Poly Implant Prothèse (PIP), which made breast implants filled with a cheap industrial-grade silicone, also created prosthetic silicone testicles – used following surgery for testicular cancer – according to the allegations.

Together with pectoral implants for men, and buttock implants for women, they are believed to have been exported worldwide.

The newspaper said it was not clear if the silicone used in the fake testicles was of the same sub-standard grade as that in the breast implants.

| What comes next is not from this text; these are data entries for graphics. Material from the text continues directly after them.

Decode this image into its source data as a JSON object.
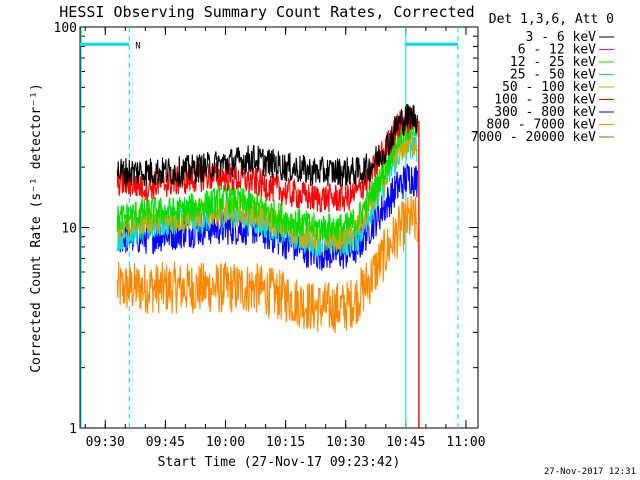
{
  "chart_data": {
    "type": "line",
    "title": "HESSI Observing Summary Count Rates, Corrected",
    "xlabel": "Start Time (27-Nov-17 09:23:42)",
    "ylabel": "Corrected Count Rate (s⁻¹ detector⁻¹)",
    "yscale": "log",
    "ylim": [
      1,
      100
    ],
    "y_ticks": [
      "1",
      "10",
      "100"
    ],
    "xlim": [
      "09:23:42",
      "11:03"
    ],
    "x_ticks": [
      "09:30",
      "09:45",
      "10:00",
      "10:15",
      "10:30",
      "10:45",
      "11:00"
    ],
    "legend_title": "Det 1,3,6, Att 0",
    "legend_position": "outside-top-right",
    "timestamp": "27-Nov-2017 12:31",
    "flag_label": "N",
    "data_range": [
      "09:33",
      "10:48"
    ],
    "night_flag_segments": [
      [
        "09:23:42",
        "09:36"
      ],
      [
        "10:45",
        "10:58"
      ]
    ],
    "night_boundaries": [
      "09:36",
      "10:45",
      "10:58"
    ],
    "night_level": 82,
    "series": [
      {
        "name": "3 - 6 keV",
        "color": "#000000",
        "x": [
          "09:33",
          "09:40",
          "09:48",
          "09:55",
          "10:00",
          "10:07",
          "10:15",
          "10:22",
          "10:30",
          "10:33",
          "10:36",
          "10:40",
          "10:43",
          "10:46",
          "10:48"
        ],
        "values": [
          19,
          19,
          19,
          20,
          21,
          22,
          20,
          19,
          19,
          19,
          20,
          25,
          33,
          36,
          35
        ]
      },
      {
        "name": "6 - 12 keV",
        "color": "#ff00ff",
        "x": [],
        "values": []
      },
      {
        "name": "12 - 25 keV",
        "color": "#00dd00",
        "x": [
          "09:33",
          "09:40",
          "09:48",
          "09:55",
          "10:00",
          "10:07",
          "10:15",
          "10:22",
          "10:30",
          "10:33",
          "10:36",
          "10:40",
          "10:43",
          "10:46",
          "10:48"
        ],
        "values": [
          11,
          12,
          12,
          13,
          14,
          13,
          11,
          10,
          10,
          11,
          14,
          20,
          28,
          32,
          31
        ]
      },
      {
        "name": "25 - 50 keV",
        "color": "#00dddd",
        "x": [
          "09:33",
          "09:40",
          "09:48",
          "09:55",
          "10:00",
          "10:07",
          "10:15",
          "10:22",
          "10:30",
          "10:33",
          "10:36",
          "10:40",
          "10:43",
          "10:46",
          "10:48"
        ],
        "values": [
          9,
          10,
          11,
          11,
          12,
          11,
          9.5,
          8.5,
          8.5,
          9,
          12,
          17,
          23,
          26,
          25
        ]
      },
      {
        "name": "50 - 100 keV",
        "color": "#ccaa00",
        "x": [
          "09:33",
          "09:40",
          "09:48",
          "09:55",
          "10:00",
          "10:07",
          "10:15",
          "10:22",
          "10:30",
          "10:33",
          "10:36",
          "10:40",
          "10:43",
          "10:46",
          "10:48"
        ],
        "values": [
          10,
          11,
          11,
          12,
          12,
          12,
          10,
          9,
          9,
          10,
          13,
          18,
          24,
          27,
          26
        ]
      },
      {
        "name": "100 - 300 keV",
        "color": "#ff0000",
        "x": [
          "09:33",
          "09:40",
          "09:48",
          "09:55",
          "10:00",
          "10:07",
          "10:15",
          "10:22",
          "10:30",
          "10:33",
          "10:36",
          "10:40",
          "10:43",
          "10:46",
          "10:48"
        ],
        "values": [
          17,
          16,
          17,
          18,
          18,
          17,
          15,
          14,
          14,
          15,
          18,
          25,
          32,
          35,
          34
        ]
      },
      {
        "name": "300 - 800 keV",
        "color": "#0000ff",
        "x": [
          "09:33",
          "09:40",
          "09:48",
          "09:55",
          "10:00",
          "10:07",
          "10:15",
          "10:22",
          "10:30",
          "10:33",
          "10:36",
          "10:40",
          "10:43",
          "10:46",
          "10:48"
        ],
        "values": [
          9,
          9,
          9.5,
          10,
          10,
          10,
          8.5,
          7.5,
          7.5,
          8,
          10,
          13,
          16,
          18,
          17
        ]
      },
      {
        "name": "800 - 7000 keV",
        "color": "#ff8800",
        "x": [
          "09:33",
          "09:40",
          "09:48",
          "09:55",
          "10:00",
          "10:07",
          "10:15",
          "10:22",
          "10:30",
          "10:33",
          "10:36",
          "10:40",
          "10:43",
          "10:46",
          "10:48"
        ],
        "values": [
          5,
          5,
          5,
          5,
          5,
          5,
          4.5,
          4,
          4,
          4.5,
          5.5,
          7.5,
          9.5,
          11,
          10.5
        ]
      },
      {
        "name": "7000 - 20000 keV",
        "color": "#aa6600",
        "x": [],
        "values": []
      }
    ]
  }
}
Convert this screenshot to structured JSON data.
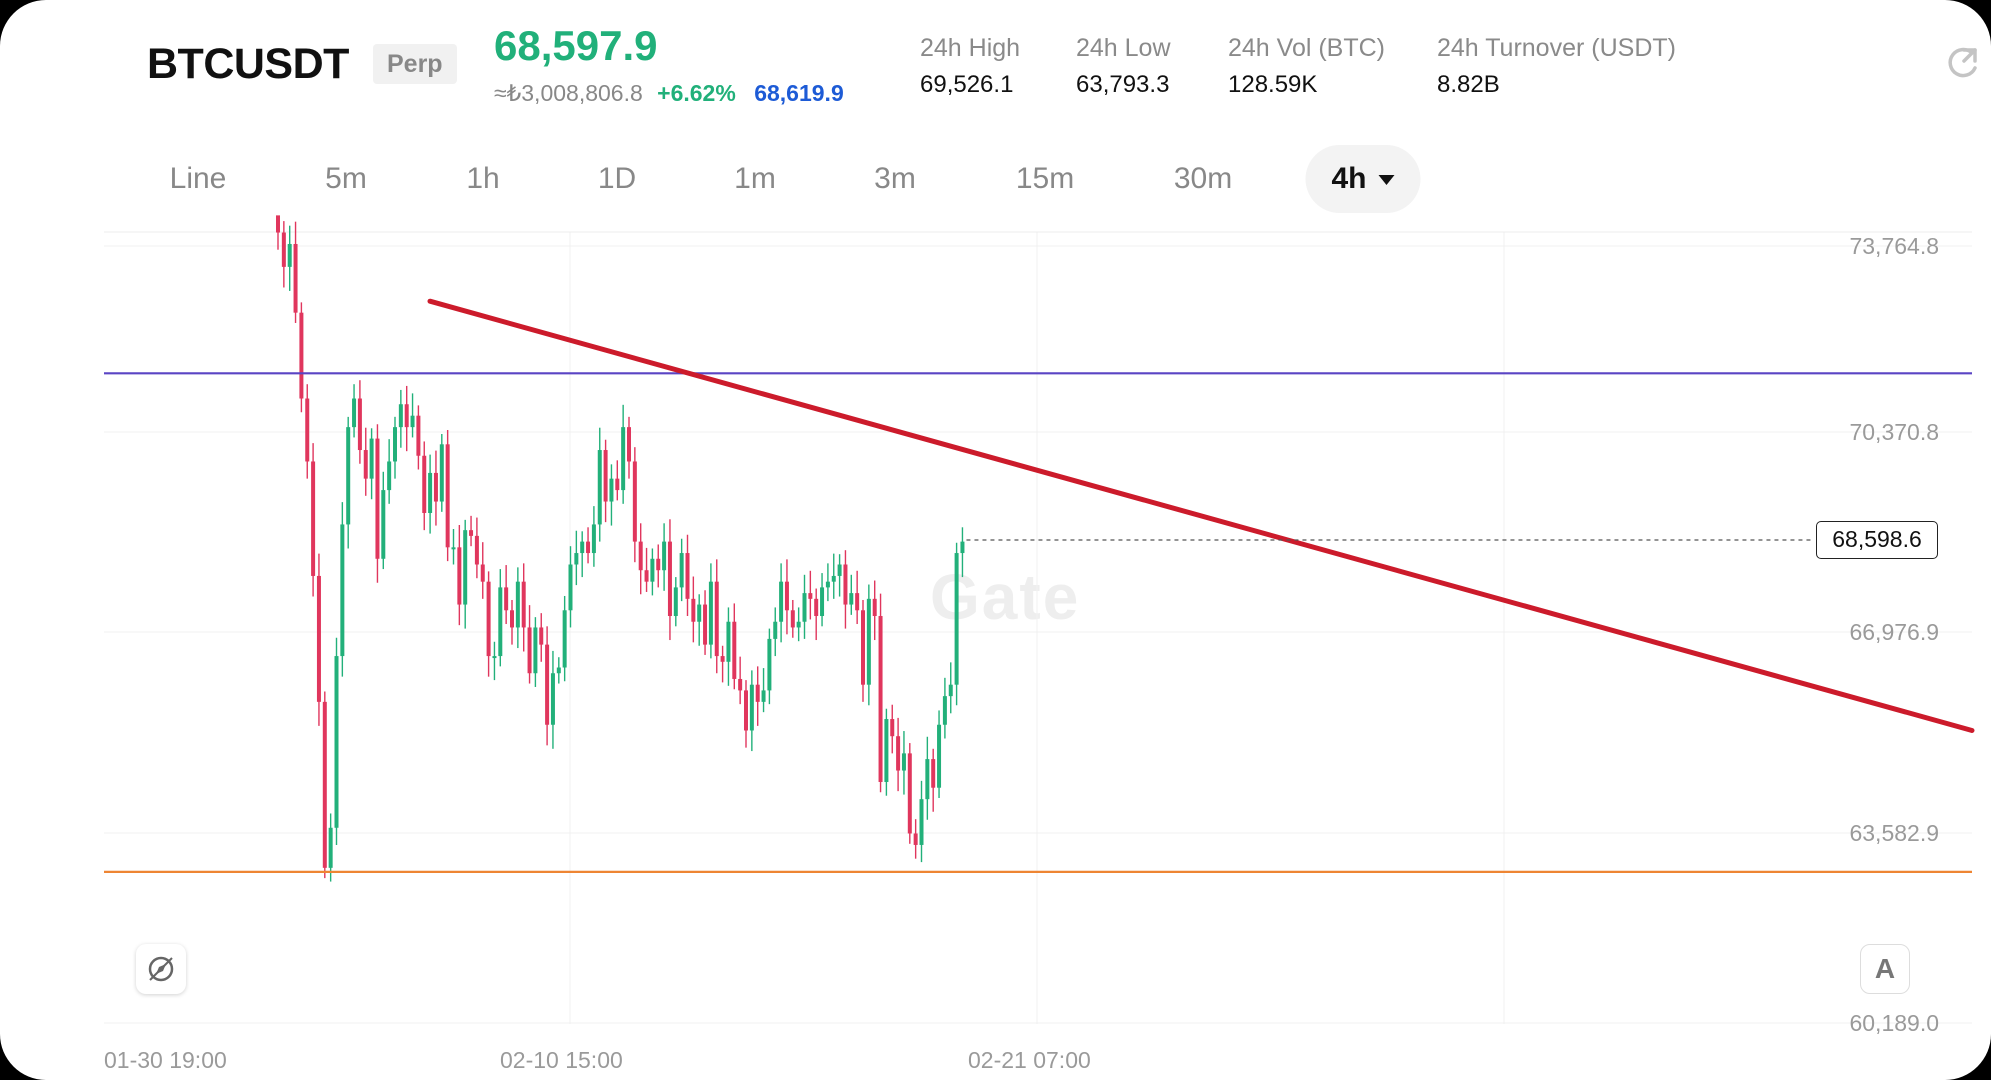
{
  "header": {
    "symbol": "BTCUSDT",
    "contract_type": "Perp",
    "last_price": "68,597.9",
    "last_price_color": "#21b07a",
    "approx_value": "≈₺3,008,806.8",
    "change_pct": "+6.62%",
    "mark_price": "68,619.9",
    "stats": [
      {
        "label": "24h  High",
        "value": "69,526.1"
      },
      {
        "label": "24h  Low",
        "value": "63,793.3"
      },
      {
        "label": "24h  Vol (BTC)",
        "value": "128.59K"
      },
      {
        "label": "24h  Turnover (USDT)",
        "value": "8.82B"
      }
    ],
    "refresh_icon": "refresh-icon"
  },
  "intervals": {
    "items": [
      "Line",
      "5m",
      "1h",
      "1D",
      "1m",
      "3m",
      "15m",
      "30m",
      "4h"
    ],
    "active": "4h"
  },
  "chart": {
    "current_price_tag": "68,598.6",
    "watermark": "Gate",
    "fab_left_icon": "compass-icon",
    "fab_right_label": "A"
  },
  "colors": {
    "up": "#22b07a",
    "down": "#e0365d",
    "trendline": "#cc1b2b",
    "resistance": "#5a44c4",
    "support": "#ee8533"
  },
  "chart_data": {
    "type": "candlestick",
    "y_ticks": [
      "73,764.8",
      "70,370.8",
      "66,976.9",
      "63,582.9",
      "60,189.0"
    ],
    "x_ticks": [
      "01-30 19:00",
      "02-10 15:00",
      "02-21 07:00"
    ],
    "ylim": [
      60189.0,
      73764.8
    ],
    "grid": true,
    "horizontal_lines": [
      {
        "name": "resistance",
        "price": 71540
      },
      {
        "name": "support",
        "price": 62830
      }
    ],
    "trendline": {
      "from_price": 72800,
      "to_price": 65300
    },
    "close_prices": [
      74000,
      73400,
      73800,
      72600,
      71100,
      70000,
      68000,
      65800,
      62900,
      63600,
      66600,
      68900,
      70600,
      71100,
      70200,
      69700,
      70400,
      68300,
      69500,
      70000,
      70600,
      71000,
      70600,
      70800,
      70100,
      69100,
      69800,
      69300,
      70300,
      68500,
      68500,
      67500,
      68800,
      68700,
      68200,
      67900,
      66600,
      66600,
      67800,
      67400,
      67100,
      67900,
      67100,
      66300,
      67100,
      66800,
      65400,
      66300,
      66400,
      67400,
      68200,
      68400,
      68600,
      68400,
      68900,
      70200,
      69300,
      69700,
      69500,
      70600,
      70000,
      68600,
      68100,
      67900,
      68300,
      68100,
      68600,
      67300,
      67800,
      68400,
      67600,
      67200,
      67500,
      66800,
      67900,
      66600,
      66500,
      67200,
      66200,
      66000,
      65300,
      66100,
      65800,
      66000,
      66900,
      67200,
      67900,
      67400,
      67100,
      67200,
      67700,
      67600,
      67300,
      67800,
      67900,
      68000,
      68200,
      67500,
      67700,
      67400,
      66100,
      67600,
      67300,
      64400,
      65500,
      65200,
      64600,
      64900,
      63500,
      63300,
      64100,
      64800,
      64300,
      65400,
      65900,
      66100,
      68400,
      68600
    ]
  }
}
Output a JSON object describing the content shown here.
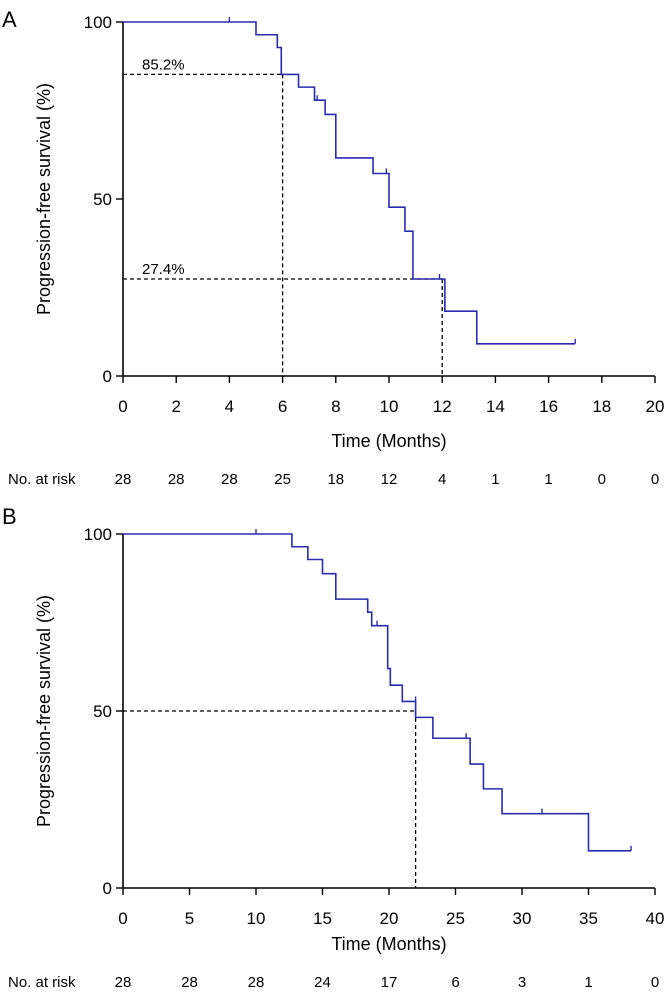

One of the former employees said the male chest and the buttock implants had contained the same industrial-grade silicone as the breast implants.

"For aesthetic reasons some of our clients, especially those in South America, ordered them, and in that case the gel used to make them was the suspect gel," he said. The false pectorals were aimed at men who felt they were "not very well-built". None of the male implants are believed to have reached the UK .

The latest development comes as the Government prepares to issue advice to women today over the PIP implants following a review of the evidence.

Doctors from the Faculty of Public Health warned yesterday that the risk of similar scandals would increase with the "vast increase in private provision" proposed under the NHS reforms.

"The Health and Social Care Bill will further fragment data collection on health outcomes, making it even more difficult to check the quality of health care received by the public," it says.